Editor’s note: Find the latest COVID-19 news and guidance in Medscape’s Coronavirus Resource Center.
Armed with pediatric data from the COVID-19 pandemic, a team of researchers is suggesting that most cases of Guillain-Barré syndrome may not be connected to infectious disease, as is sometimes assumed.
While pediatric cases of various types of infections fell by 45%-95% during the early months of the pandemic, cases of acute inflammatory demyelinating polyneuropathy (AIDP), an inflammatory neuropathy belonging to the clinical spectrum of Guillain-Barré syndrome, only fell by about 32%-37%, a rate that’s similar to the 35.1% decline in overall hospital admissions over that time period, researchers found. There was also no apparent link between the appearance of COVID-19 and the number of reported AIDP cases.
“There was no clear association between respiratory or gastrointestinal infections and rates of AIDP. Further, we found that AIDP did not have the expected dramatic reduction when community-acquired infections decreased during the pandemic,” Children’s Hospital of Philadelphia neurologist Craig A. Press, MD, PhD, said in an interview.
Press and colleagues presented their findings in a poster at the 50th annual meeting of the Child Neurology Society.
According to Press, the cause of AIDP in most patients is unclear, although infections and vaccinations are often linked to cases. “However, the data supporting this link is often weak. Infections with Campylobacter jejuni [bacteria that causes food poisoning] are known to be associated with AIDP, while rates of AIDP in the general population and in those with influenza are similar.”

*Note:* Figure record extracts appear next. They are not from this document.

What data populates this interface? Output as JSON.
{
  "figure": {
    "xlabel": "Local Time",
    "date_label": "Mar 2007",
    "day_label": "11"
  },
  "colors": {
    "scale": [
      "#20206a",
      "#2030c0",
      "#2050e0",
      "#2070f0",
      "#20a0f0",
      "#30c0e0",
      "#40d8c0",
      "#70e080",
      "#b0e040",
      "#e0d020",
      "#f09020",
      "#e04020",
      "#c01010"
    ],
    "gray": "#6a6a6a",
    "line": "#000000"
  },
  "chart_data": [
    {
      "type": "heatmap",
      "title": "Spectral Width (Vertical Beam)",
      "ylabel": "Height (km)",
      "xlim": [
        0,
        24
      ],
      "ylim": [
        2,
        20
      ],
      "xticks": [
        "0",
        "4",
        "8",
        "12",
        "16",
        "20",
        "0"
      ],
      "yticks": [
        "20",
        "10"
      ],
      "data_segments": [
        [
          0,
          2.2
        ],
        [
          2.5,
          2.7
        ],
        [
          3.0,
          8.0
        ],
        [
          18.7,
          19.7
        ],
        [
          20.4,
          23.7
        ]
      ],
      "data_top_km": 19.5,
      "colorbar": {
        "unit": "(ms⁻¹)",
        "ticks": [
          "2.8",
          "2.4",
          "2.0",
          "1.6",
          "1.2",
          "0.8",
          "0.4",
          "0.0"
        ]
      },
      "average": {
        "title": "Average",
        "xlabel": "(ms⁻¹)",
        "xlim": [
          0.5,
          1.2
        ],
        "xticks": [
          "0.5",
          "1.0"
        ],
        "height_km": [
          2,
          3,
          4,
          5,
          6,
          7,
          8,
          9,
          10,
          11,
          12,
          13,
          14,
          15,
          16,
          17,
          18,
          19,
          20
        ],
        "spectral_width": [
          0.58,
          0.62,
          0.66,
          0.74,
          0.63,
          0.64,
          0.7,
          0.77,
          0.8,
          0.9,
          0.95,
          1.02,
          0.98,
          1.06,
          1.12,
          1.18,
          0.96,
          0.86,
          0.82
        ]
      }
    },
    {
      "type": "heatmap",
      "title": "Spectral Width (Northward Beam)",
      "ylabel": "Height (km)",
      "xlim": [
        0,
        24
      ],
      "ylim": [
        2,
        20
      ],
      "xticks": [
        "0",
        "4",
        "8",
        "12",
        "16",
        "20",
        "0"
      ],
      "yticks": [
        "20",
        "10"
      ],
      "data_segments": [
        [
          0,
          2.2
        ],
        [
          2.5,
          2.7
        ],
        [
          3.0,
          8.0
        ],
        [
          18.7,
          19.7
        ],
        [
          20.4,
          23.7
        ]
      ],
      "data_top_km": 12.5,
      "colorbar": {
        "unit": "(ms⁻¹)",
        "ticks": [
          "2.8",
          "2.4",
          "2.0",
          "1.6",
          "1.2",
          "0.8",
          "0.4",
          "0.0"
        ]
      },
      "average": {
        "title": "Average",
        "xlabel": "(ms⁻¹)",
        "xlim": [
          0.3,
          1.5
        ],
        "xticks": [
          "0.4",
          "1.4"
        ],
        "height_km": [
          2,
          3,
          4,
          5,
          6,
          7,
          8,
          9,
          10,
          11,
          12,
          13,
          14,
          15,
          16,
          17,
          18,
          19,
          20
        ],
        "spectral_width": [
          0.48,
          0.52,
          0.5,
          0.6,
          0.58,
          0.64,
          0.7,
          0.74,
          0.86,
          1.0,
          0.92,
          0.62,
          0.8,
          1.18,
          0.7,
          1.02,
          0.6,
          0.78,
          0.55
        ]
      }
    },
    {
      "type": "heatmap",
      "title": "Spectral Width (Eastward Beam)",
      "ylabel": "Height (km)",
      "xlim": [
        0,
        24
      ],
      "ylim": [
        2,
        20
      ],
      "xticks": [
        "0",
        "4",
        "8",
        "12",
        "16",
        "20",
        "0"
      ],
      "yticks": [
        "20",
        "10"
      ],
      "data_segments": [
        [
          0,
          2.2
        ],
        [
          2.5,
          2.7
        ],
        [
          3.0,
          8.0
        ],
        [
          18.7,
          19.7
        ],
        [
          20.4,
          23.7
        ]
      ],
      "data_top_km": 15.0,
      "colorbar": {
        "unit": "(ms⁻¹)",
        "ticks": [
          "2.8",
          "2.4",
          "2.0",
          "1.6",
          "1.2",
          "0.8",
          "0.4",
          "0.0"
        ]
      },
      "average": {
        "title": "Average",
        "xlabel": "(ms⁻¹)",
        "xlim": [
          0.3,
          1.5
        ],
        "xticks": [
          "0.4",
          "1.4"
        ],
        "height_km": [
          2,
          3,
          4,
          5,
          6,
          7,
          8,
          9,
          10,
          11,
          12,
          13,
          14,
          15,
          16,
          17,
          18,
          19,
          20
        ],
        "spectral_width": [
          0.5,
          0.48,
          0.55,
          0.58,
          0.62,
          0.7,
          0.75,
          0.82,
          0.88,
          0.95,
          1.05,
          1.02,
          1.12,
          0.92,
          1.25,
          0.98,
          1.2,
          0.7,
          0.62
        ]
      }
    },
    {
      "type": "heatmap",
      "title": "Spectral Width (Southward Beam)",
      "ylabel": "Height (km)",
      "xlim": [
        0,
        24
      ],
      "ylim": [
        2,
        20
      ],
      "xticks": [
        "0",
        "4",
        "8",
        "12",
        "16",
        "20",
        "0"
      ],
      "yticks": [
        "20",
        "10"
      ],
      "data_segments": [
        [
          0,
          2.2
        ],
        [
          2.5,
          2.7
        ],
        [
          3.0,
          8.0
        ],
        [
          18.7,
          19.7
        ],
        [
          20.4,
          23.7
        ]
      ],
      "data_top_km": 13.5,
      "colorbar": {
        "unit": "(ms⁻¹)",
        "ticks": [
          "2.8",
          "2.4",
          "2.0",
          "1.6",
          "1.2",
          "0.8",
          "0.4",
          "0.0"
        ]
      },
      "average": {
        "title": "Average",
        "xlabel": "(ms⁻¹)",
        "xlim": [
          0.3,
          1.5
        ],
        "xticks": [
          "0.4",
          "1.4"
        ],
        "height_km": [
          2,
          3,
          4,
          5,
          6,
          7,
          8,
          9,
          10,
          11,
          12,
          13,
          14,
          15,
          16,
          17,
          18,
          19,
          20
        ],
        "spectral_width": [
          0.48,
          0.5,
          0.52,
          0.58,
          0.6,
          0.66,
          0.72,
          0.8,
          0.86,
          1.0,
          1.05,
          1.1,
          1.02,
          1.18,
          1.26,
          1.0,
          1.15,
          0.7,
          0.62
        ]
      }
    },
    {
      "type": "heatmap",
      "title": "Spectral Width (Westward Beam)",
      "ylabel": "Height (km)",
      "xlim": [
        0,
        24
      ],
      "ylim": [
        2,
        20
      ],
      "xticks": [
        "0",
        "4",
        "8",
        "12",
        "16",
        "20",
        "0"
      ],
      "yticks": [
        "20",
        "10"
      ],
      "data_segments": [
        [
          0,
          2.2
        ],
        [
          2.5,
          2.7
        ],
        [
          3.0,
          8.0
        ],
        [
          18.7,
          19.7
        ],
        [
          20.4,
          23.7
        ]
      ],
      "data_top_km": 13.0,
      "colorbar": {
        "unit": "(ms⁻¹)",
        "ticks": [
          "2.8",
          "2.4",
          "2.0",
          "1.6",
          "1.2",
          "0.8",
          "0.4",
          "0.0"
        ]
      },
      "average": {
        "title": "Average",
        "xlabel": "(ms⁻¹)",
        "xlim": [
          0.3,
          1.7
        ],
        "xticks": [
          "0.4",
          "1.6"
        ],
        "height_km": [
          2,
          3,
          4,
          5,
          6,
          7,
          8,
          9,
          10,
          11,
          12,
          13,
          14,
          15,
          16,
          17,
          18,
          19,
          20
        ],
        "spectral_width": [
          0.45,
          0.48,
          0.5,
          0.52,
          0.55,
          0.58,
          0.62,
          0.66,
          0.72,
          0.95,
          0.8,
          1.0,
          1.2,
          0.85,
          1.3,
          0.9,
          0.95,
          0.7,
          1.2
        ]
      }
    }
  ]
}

For the new multicenter, cross-sectional study, researchers tracked AIDP data from the 47 pediatric hospitals that provide statistics to the Pediatric Health Information System. They focused on the period from January 2017 to September 2020, which included the first months of the COVID-19 pandemic in the United States.
“Social distancing, masks, and increased hand hygiene decrease community-acquired infectious rates in a dramatic way,” Press said. “If these infections were causing AIDP, we hypothesized that the cases of AIDP would drop substantially as a result.”
But this didn’t appear to happen. Researchers found that the numbers of various types of infections declined from April to September 2020: Respiratory infections dipped by 73%-78%, gastrointestinal infections fell by 45%-61%, and influenza infections dipped by 88%-95%. But AIDP cases didn’t fall as precipitously. In fact, their levels were about the same as they were in April 2017, a month when rates of gastrointestinal, respiratory disease, and influenza infections were at seasonally low — but not abnormal — ebbs.
“While we must be cautious interpreting the results,” Press said, “this makes the link between infections as the main driver of pediatric AIDP less likely.”
However, he said, “this study does not exclude the possibility that rare infections cause AIDP — the data supporting that some more rare infections like campylobacter have a connection to AIDP are more robust — or that common infections very rarely lead to AIDP. While we look for triggers causing inflammatory disorders, AIDP maybe an autoinflammatory disorder without a clear trigger.”
Going forward, Press said, “we hope to look at infectious data in a more granular way to identify if specific viral or bacterial infectious may be associated with this or other inflammatory disorders. We believe that the use of data like this and the natural experiment that COVID-19 provided may help us to explore the impact of infections on disorders thought to be postinfectious.”
No study funding is reported, and the authors report no relevant disclosures.
Child Neurology Society (CNS) 50th Annual Meeting. Presented September 29 to October 2, 2021.